FIG. 10B illustrates a wound pressure vessel 1016, which is pressure vessel 900 that has been wrapped in winding system 1000 as described above. FIG. 10B, for example, illustrates an example of guide 1012 and rotating mandrel 1014 with pressure vessel 900 mounted into mandrel 1014.

Pressure vessel theory for isotropic materials (usually metals) calculates burst pressure and Factor of Safety (FOS) with a few basic parameters: internal pressure, outside diameter, wall thickness, and maximum allowable material stress. For composite overwrapped vessels, however, the winding pattern for the fiber is engineered to resist pressure and stress and strain forces. The winding pattern is based on the pressure vessel theory above, but is also based on a number of other parameters. Those parameters include the angles of the fiber (89 deg. to 9 deg.), the bandwidth thickness (i.e. the thickness of the group of wet rovings presented to guide 1012), the fiber volume fraction (FvF) of laminate, the number of helical layers, the helical layer thickness, the number of hoop layers, and the radial or hoop layer thickness.

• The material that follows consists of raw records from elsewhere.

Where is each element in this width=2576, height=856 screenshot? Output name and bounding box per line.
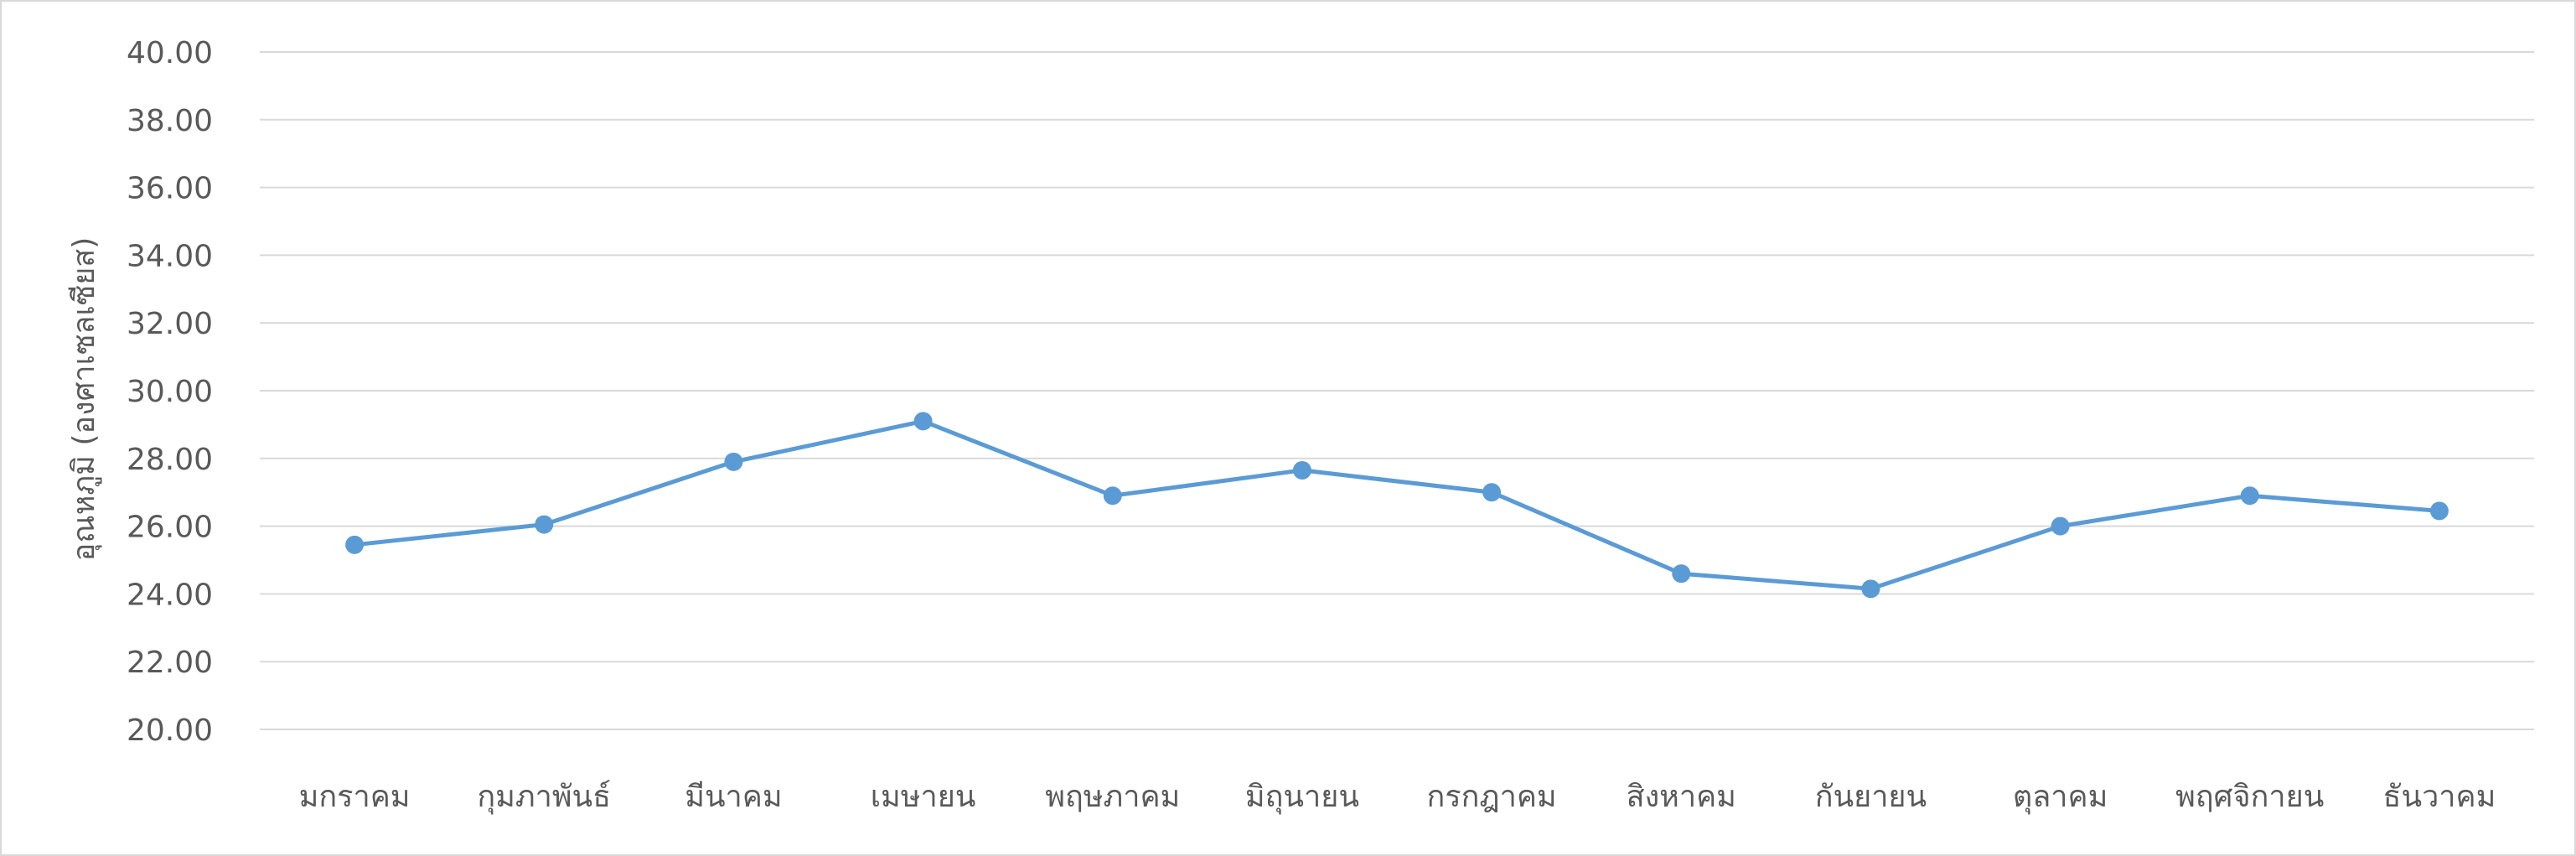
gridlines bbox=[260, 51, 2534, 730]
y-tick-label: 34.00 bbox=[127, 239, 213, 273]
data-point bbox=[2429, 501, 2449, 521]
data-point bbox=[2240, 486, 2259, 506]
x-tick-label: พฤศจิกายน bbox=[2175, 780, 2324, 814]
x-axis-ticks: มกราคม กุมภาพันธ์ มีนาคม เมษายน พฤษภาคม มิถุน… bbox=[299, 780, 2496, 815]
series-line bbox=[352, 418, 2442, 591]
x-tick-label: มิถุนายน bbox=[1245, 780, 1359, 815]
y-axis-ticks: 20.00 22.00 24.00 26.00 28.00 30.00 32.00 34.00… bbox=[127, 36, 213, 748]
data-point bbox=[1672, 564, 1691, 584]
y-tick-label: 20.00 bbox=[127, 713, 213, 748]
point-layer bbox=[345, 412, 2449, 599]
data-point bbox=[1103, 486, 1122, 506]
y-tick-label: 30.00 bbox=[127, 375, 213, 409]
data-point bbox=[913, 412, 933, 431]
data-point bbox=[345, 535, 365, 554]
series-layer bbox=[352, 418, 2442, 591]
y-tick-label: 24.00 bbox=[127, 578, 213, 612]
y-tick-label: 36.00 bbox=[127, 172, 213, 206]
x-tick-label: มกราคม bbox=[299, 780, 411, 814]
x-tick-label: มีนาคม bbox=[685, 780, 782, 814]
x-tick-label: กรกฎาคม bbox=[1427, 780, 1557, 814]
data-point bbox=[2051, 516, 2070, 536]
data-point bbox=[1292, 460, 1311, 480]
data-point bbox=[724, 452, 743, 471]
x-tick-label: กันยายน bbox=[1815, 780, 1927, 814]
x-tick-label: ธันวาคม bbox=[2383, 780, 2496, 814]
x-tick-label: กุมภาพันธ์ bbox=[477, 780, 611, 815]
y-tick-label: 26.00 bbox=[127, 511, 213, 545]
y-tick-label: 32.00 bbox=[127, 307, 213, 341]
x-tick-label: เมษายน bbox=[871, 780, 976, 814]
y-tick-label: 40.00 bbox=[127, 36, 213, 70]
data-point bbox=[1482, 483, 1502, 502]
y-tick-label: 38.00 bbox=[127, 104, 213, 138]
y-tick-label: 22.00 bbox=[127, 646, 213, 680]
x-tick-label: สิงหาคม bbox=[1627, 780, 1736, 814]
y-tick-label: 28.00 bbox=[127, 443, 213, 477]
data-point bbox=[535, 515, 554, 534]
x-tick-label: พฤษภาคม bbox=[1045, 780, 1180, 814]
y-axis-title: อุณหภูมิ (องศาเซลเซียส) bbox=[67, 237, 102, 562]
data-point bbox=[1861, 579, 1880, 599]
x-tick-label: ตุลาคม bbox=[2013, 780, 2108, 815]
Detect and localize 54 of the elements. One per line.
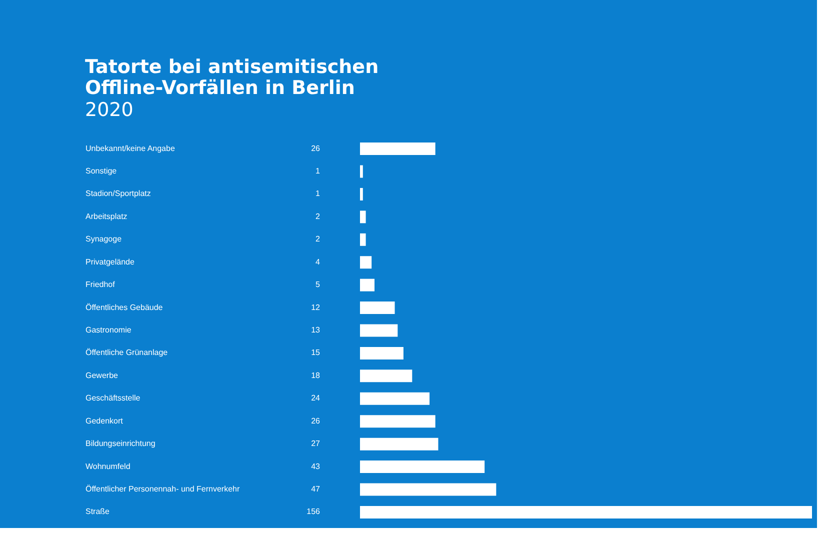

In some embodiments, for example, roughly an equal number of Hoop and Helical layers having 3 to 5 different angles can be used to meet structural requirements.

After the filament winding pattern is completed with the resin in the uncured state, the COPV's are then subjected to a cure cycle profile to cure or harden the resin. Thermally cured resins are placed in an oven following a parameterized recipe of time, temperature, ramp and dwell. For UV cured resins the cure cycle profile is parameterized by time, irradiance dosage, lamp distance from composite, and rotational speed. In some embodiments, a UV curing resin can be used, in which case the curing process involves exposure of the COPV to UV. This process offers several advantages for our manufacturing process and ultimately the product itself.

The laminate or “layup” (resin and fiber reinforcement) that is applied as shown in FIGS. 10A and 10B to form wound pressure vessel 1016 is configured to contain the pressure and fail at a prescribed limit of, for example, five (5) times the maximum allowable pressure (MAWP). Further, it may be limited to limit the vessel elongation under cycling and to protect against and resist other types of mechanical stress and damage such as impact, drop, thermal loading, fire resistance, environmental/hygothermal loads, transportation loads and static loads such as bending.

FIG. 11 illustrates a method 1100 of forming a pressure vessel according to some embodiments of the present disclosure. As shown in FIG. 11, the method begins in step 1102 with forming a liner 200, as discussed above with respect to FIGS. 2A through 4B. In step 1104, caps and internal components are laser welded to the liner as is described, for example, in FIGS. 8A and 8B, to form a pressure vessel 900 as is illustrated in FIGS. 9A and 9B. Finally, in step 1106, the pressure vessel 900 is wrapped with a composite material as is discussed above with respect to FIGS. 10A and 10B.

The above detailed description is provided to illustrate specific embodiments of the present invention and is not intended to be limiting. Numerous variations and modifications within the scope of the present invention are possible. The present invention is set forth in the following claims.